Uncle Bobby and I were a little hesitant but we knew that the hike was #1 on Dad's list for the trip so we stuck through it. Luckily for us, just as we arrived at the summit, the sun broke through the clouds and we were able to see everything.

In the end, the tramp was pretty awesome and it's pretty cool to be able to say that I climbed the tallest peak in Australia. (These two pictures are of the same stream. One was taken when we were climbing up the mountain and the other on the way down. The difference is awesome).

After that it was two days of small towns and the coastline. The small towns absolutely reminded me of New Zealand. I love the small town vibe over here and it was great to be able to stop in some more, just to meet the locals, get a coffee and see what strange thing each one is proud of.
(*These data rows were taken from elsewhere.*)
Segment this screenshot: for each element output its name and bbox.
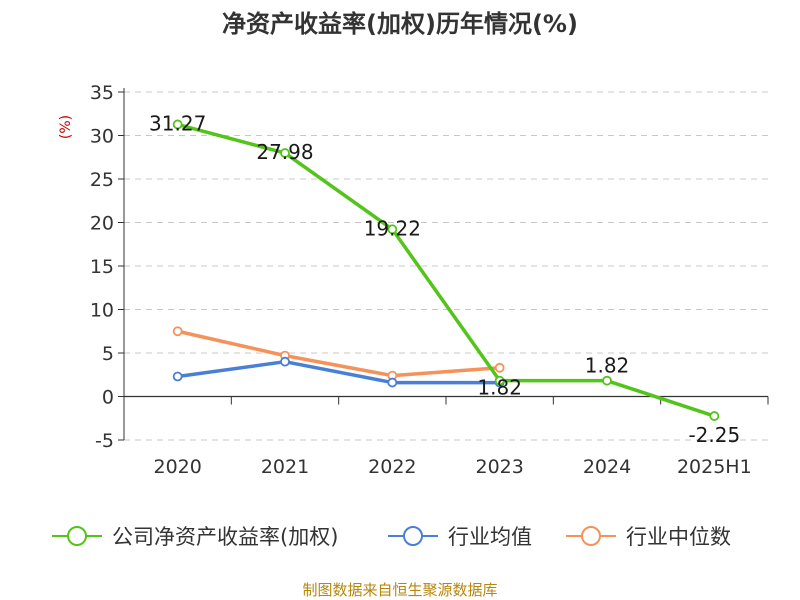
data-point [494, 375, 505, 386]
data-label: 1.82 [585, 354, 630, 378]
legend: 公司净资产收益率(加权) 行业均值 行业中位数 [52, 525, 731, 549]
series-line-1 [177, 359, 500, 385]
data-point [387, 377, 398, 388]
y-tick-label: 20 [90, 213, 114, 235]
axes: 35 30 25 20 15 10 5 0 -5 2020 2021 2022 2023 2024 2025… [90, 82, 769, 478]
data-label: -2.25 [688, 423, 740, 447]
data-point [280, 148, 290, 158]
data-source-note: 制图数据来自恒生聚源数据库 [302, 581, 497, 599]
y-tick-label: 10 [90, 300, 114, 322]
legend-swatch-marker [403, 526, 423, 546]
x-tick-label: 2020 [153, 456, 201, 478]
legend-label: 行业均值 [448, 525, 532, 549]
data-point [387, 224, 398, 235]
data-labels: 31.27 27.98 19.22 1.82 1.82 -2.25 [149, 111, 740, 447]
legend-swatch-marker [581, 526, 601, 546]
legend-label: 行业中位数 [626, 525, 731, 549]
data-point [280, 356, 290, 367]
y-tick-label: 15 [90, 256, 114, 278]
grid-lines [124, 91, 768, 441]
y-tick-label: 0 [102, 387, 114, 409]
y-tick-label: 35 [90, 82, 114, 104]
y-tick-label: 5 [102, 343, 114, 365]
data-point [494, 362, 505, 373]
series-lines [172, 119, 720, 421]
x-tick-label: 2021 [261, 456, 309, 478]
data-label: 27.98 [256, 140, 313, 164]
data-label: 1.82 [477, 376, 522, 400]
x-tick-label: 2022 [368, 456, 416, 478]
series-line-0 [177, 122, 715, 418]
data-point [172, 326, 183, 337]
x-tick-label: 2024 [583, 456, 631, 478]
series-line-2 [177, 329, 500, 378]
data-point [709, 411, 720, 421]
legend-label: 公司净资产收益率(加权) [112, 525, 338, 549]
x-tick-label: 2023 [475, 456, 523, 478]
y-tick-label: 30 [90, 126, 114, 148]
y-tick-label: 25 [90, 169, 114, 191]
legend-swatch-marker [67, 526, 87, 546]
data-label: 19.22 [364, 216, 421, 240]
data-label: 31.27 [149, 111, 206, 135]
data-point [172, 371, 183, 382]
x-tick-label: 2025H1 [677, 456, 752, 478]
data-point [602, 375, 612, 386]
y-axis-unit-label: (%) [58, 115, 74, 139]
chart-title: 净资产收益率(加权)历年情况(%) [222, 10, 578, 38]
data-point [172, 119, 183, 130]
y-tick-label: -5 [95, 430, 114, 452]
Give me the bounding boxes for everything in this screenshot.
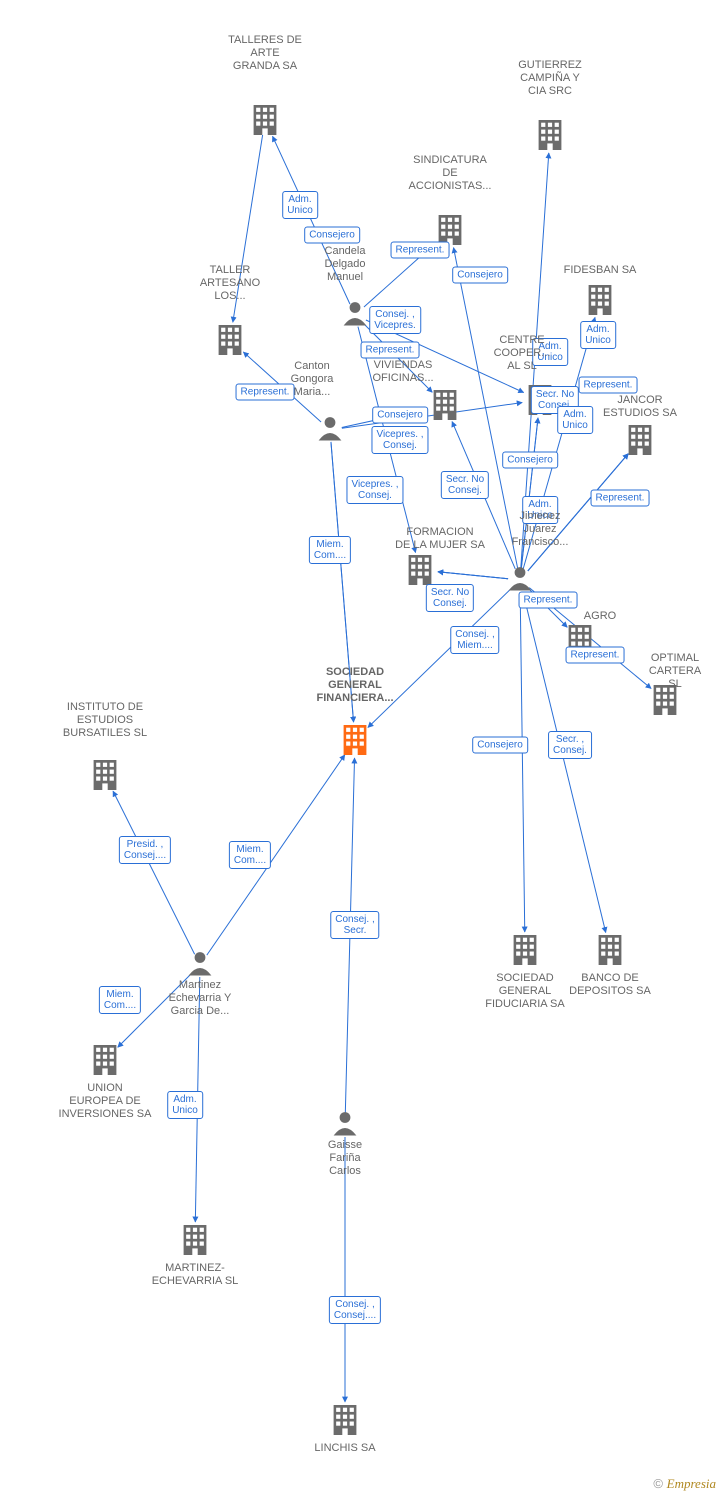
company-icon[interactable]	[589, 285, 612, 315]
person-icon[interactable]	[334, 1112, 357, 1135]
company-icon[interactable]	[344, 725, 367, 755]
edge	[364, 242, 437, 307]
edge	[366, 320, 524, 392]
person-icon[interactable]	[319, 417, 342, 440]
edge	[454, 248, 518, 569]
company-icon[interactable]	[94, 760, 117, 790]
edge	[195, 977, 199, 1222]
company-icon[interactable]	[409, 555, 432, 585]
company-icon[interactable]	[94, 1045, 117, 1075]
company-icon[interactable]	[529, 385, 552, 415]
edge	[368, 588, 511, 727]
company-icon[interactable]	[599, 935, 622, 965]
company-icon[interactable]	[654, 685, 677, 715]
company-icon[interactable]	[219, 325, 242, 355]
edge	[438, 572, 508, 579]
brand-text: Empresia	[667, 1476, 716, 1491]
edge	[523, 317, 595, 568]
watermark: © Empresia	[653, 1476, 716, 1492]
edge	[528, 454, 628, 571]
edge	[331, 442, 354, 722]
company-icon[interactable]	[254, 105, 277, 135]
edge	[358, 327, 416, 553]
person-icon[interactable]	[189, 952, 212, 975]
company-icon[interactable]	[569, 625, 592, 655]
edge	[207, 755, 345, 955]
company-icon[interactable]	[514, 935, 537, 965]
edge	[523, 592, 606, 933]
edge	[345, 758, 354, 1113]
company-icon[interactable]	[334, 1405, 357, 1435]
edge	[363, 323, 432, 392]
company-icon[interactable]	[434, 390, 457, 420]
edge	[528, 588, 567, 627]
person-icon[interactable]	[344, 302, 367, 325]
company-icon[interactable]	[439, 215, 462, 245]
edge	[118, 973, 192, 1047]
edge	[113, 791, 195, 954]
edge	[452, 422, 515, 569]
company-icon[interactable]	[539, 120, 562, 150]
edge	[521, 153, 549, 568]
edge	[243, 352, 321, 422]
company-icon[interactable]	[184, 1225, 207, 1255]
edge	[342, 403, 522, 429]
edge	[233, 132, 263, 322]
edge	[520, 592, 525, 932]
company-icon[interactable]	[629, 425, 652, 455]
copyright-symbol: ©	[653, 1476, 663, 1491]
edge	[273, 136, 350, 304]
network-canvas	[0, 0, 728, 1500]
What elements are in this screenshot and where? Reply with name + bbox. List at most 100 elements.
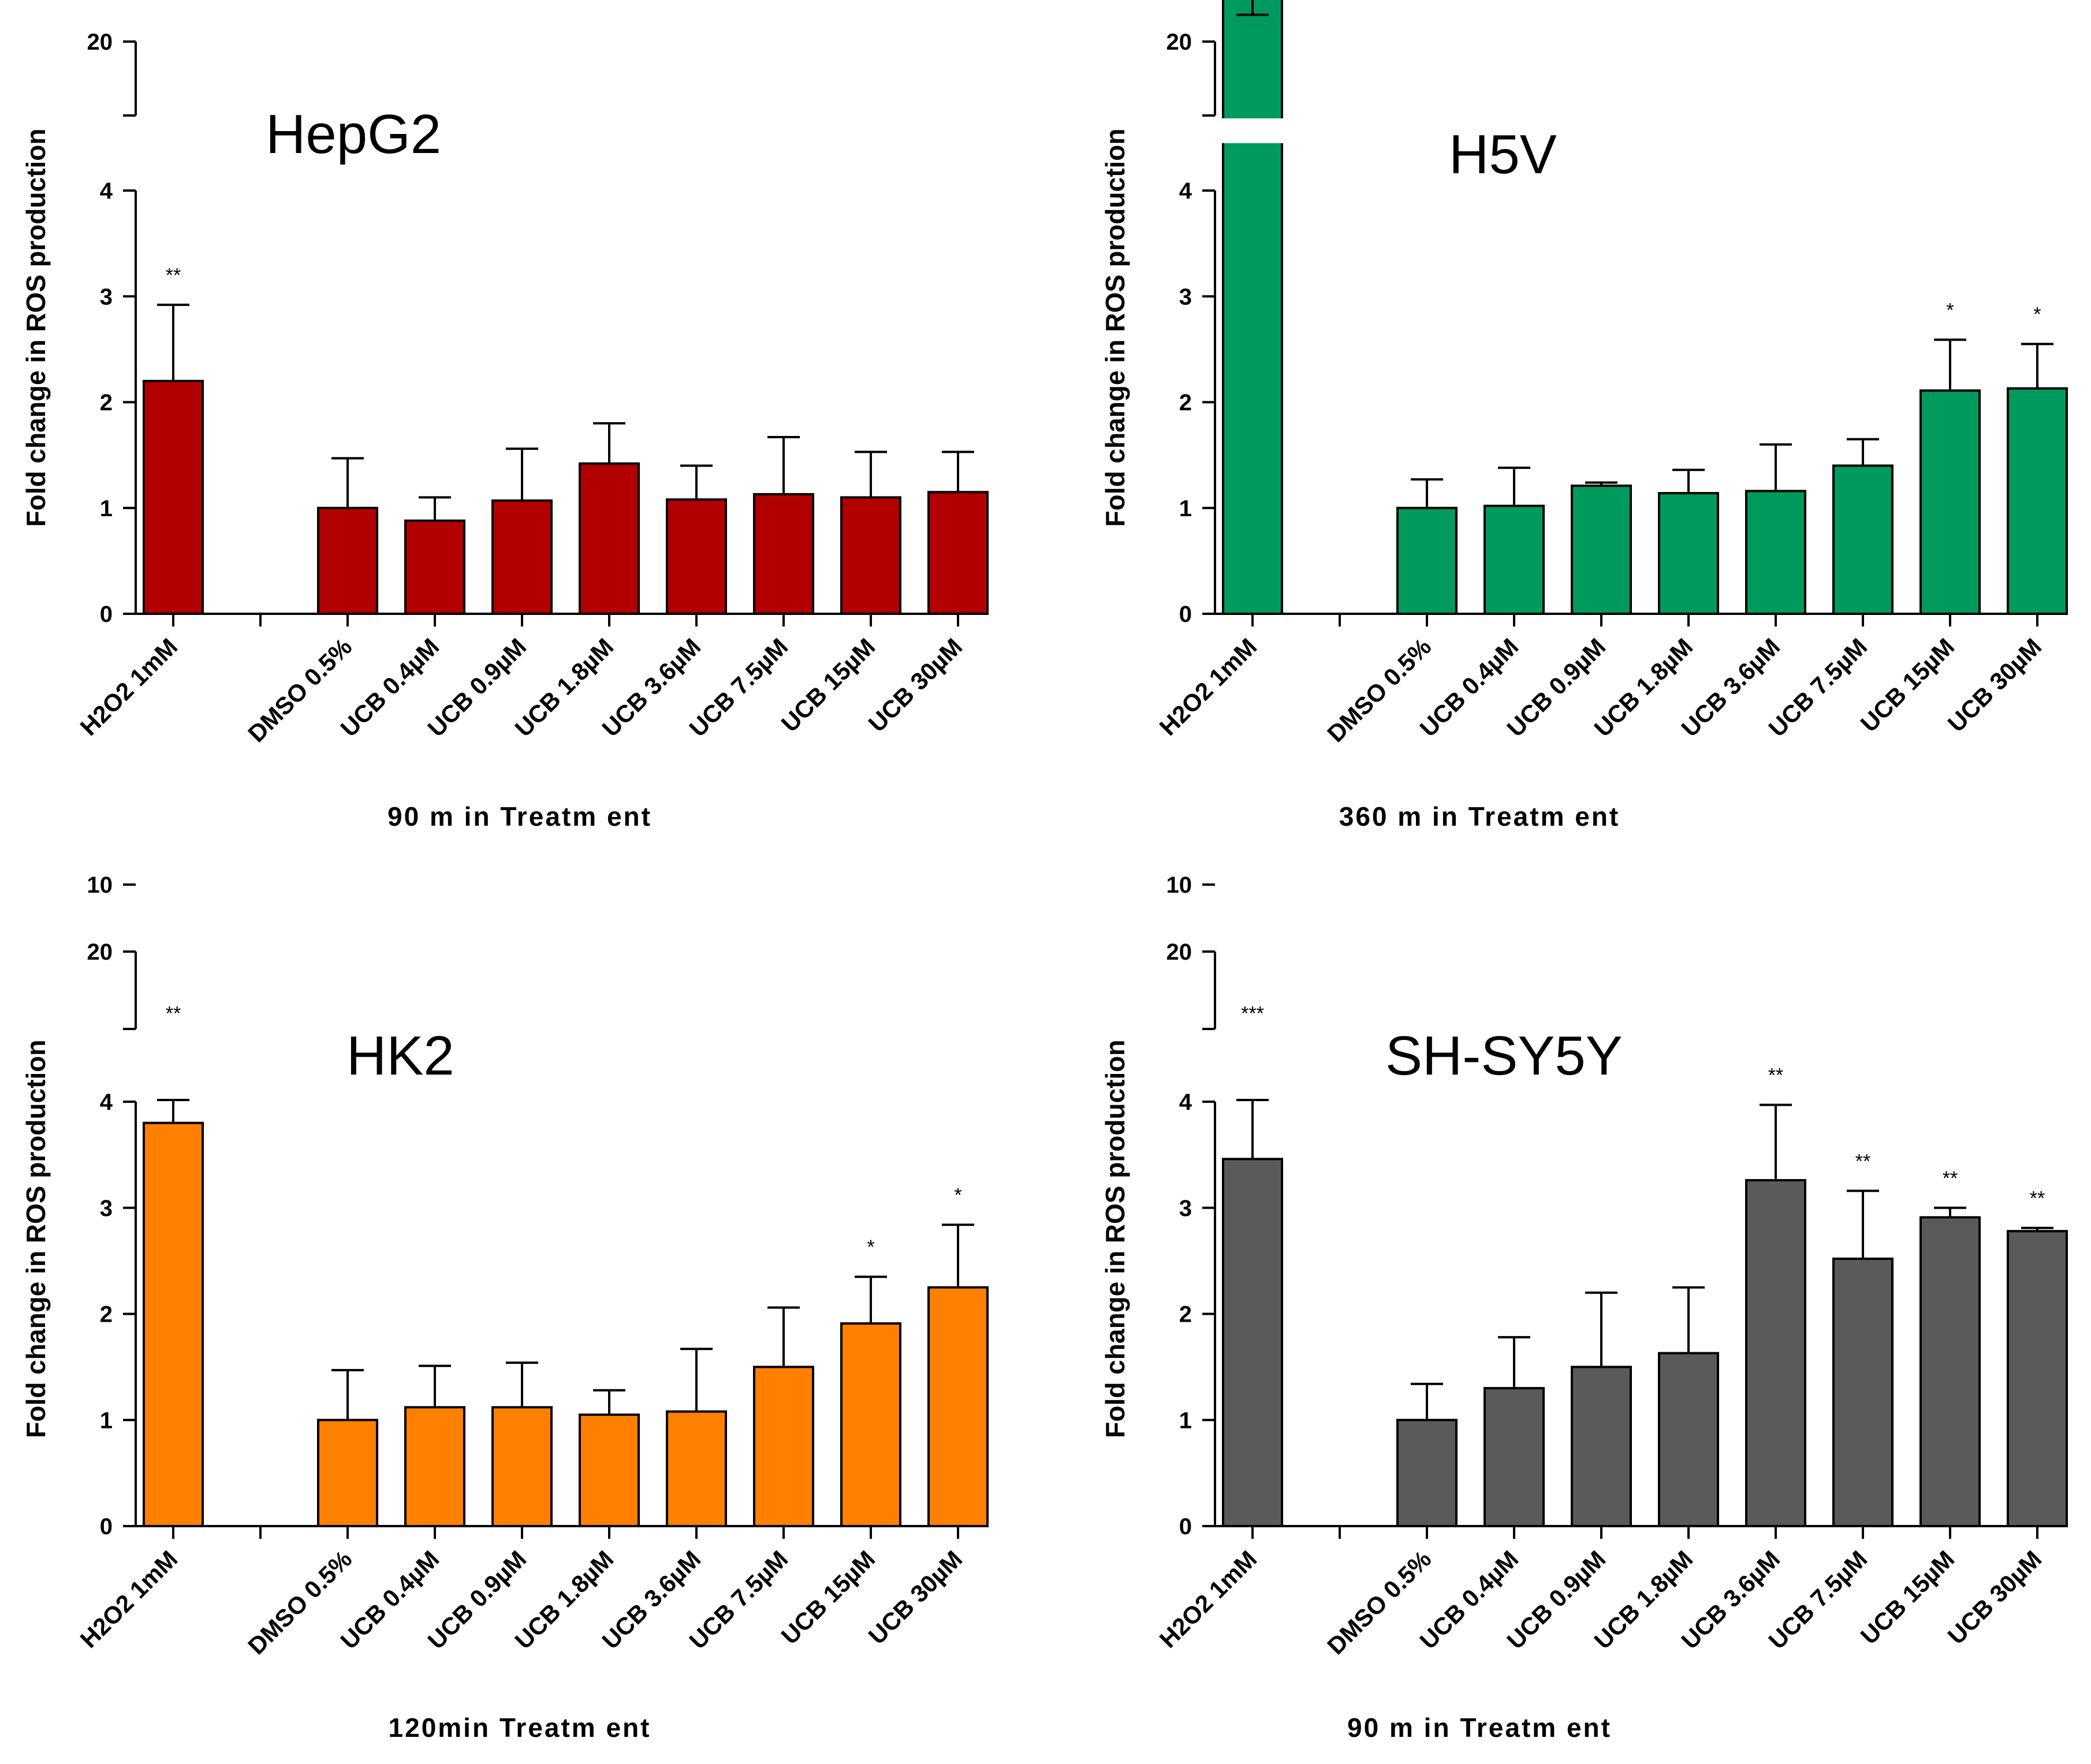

The coast is also really pretty. Australia may have some of the most desolate landscape that I've seen on this trip, but they also have some of the most beautiful beaches.

And now I'm in Melbourne. The last two days have been great here and I'll be sad to leave my newly found cousins (and Australia) in the AM. But now its on to Fiji and then the USA. These past few weeks, and past few months have flown by and I have a new respect for time. It never stands still, so take full advantage of every minute.

More from the South Pacific soon,


Thursday, November 26, 2009

'tis the season

Kia Ora,

So in both New Zealand and Australia, the Christmas season starts immediately after Guy Fawkes Day (5 November). I must say that it is really weird seeing Christmas decorations in early November. In the US, we wait until after Thanksgiving before going full force into the season.

Well, today was Thanksgiving. Weirdest Thanksgiving of my life. No parade, no stuffing, no turkey, no pie, no Braveheart. It just didn't feel like Thanksgiving without these things. Our hope was to find a restaurant serving Kangaroo for dinner, but we were unable to do so. Instead, we went to a Chinese restaurant, where we all ordered duck. This immediately reminded me of the movie A Christmas Story. As the Christmas season in the movie ends, thus did mine begin. Once we left the restaurant, the Christmas lights across the street lit up and showed us that Christmas has truly arrived, both here and in the US.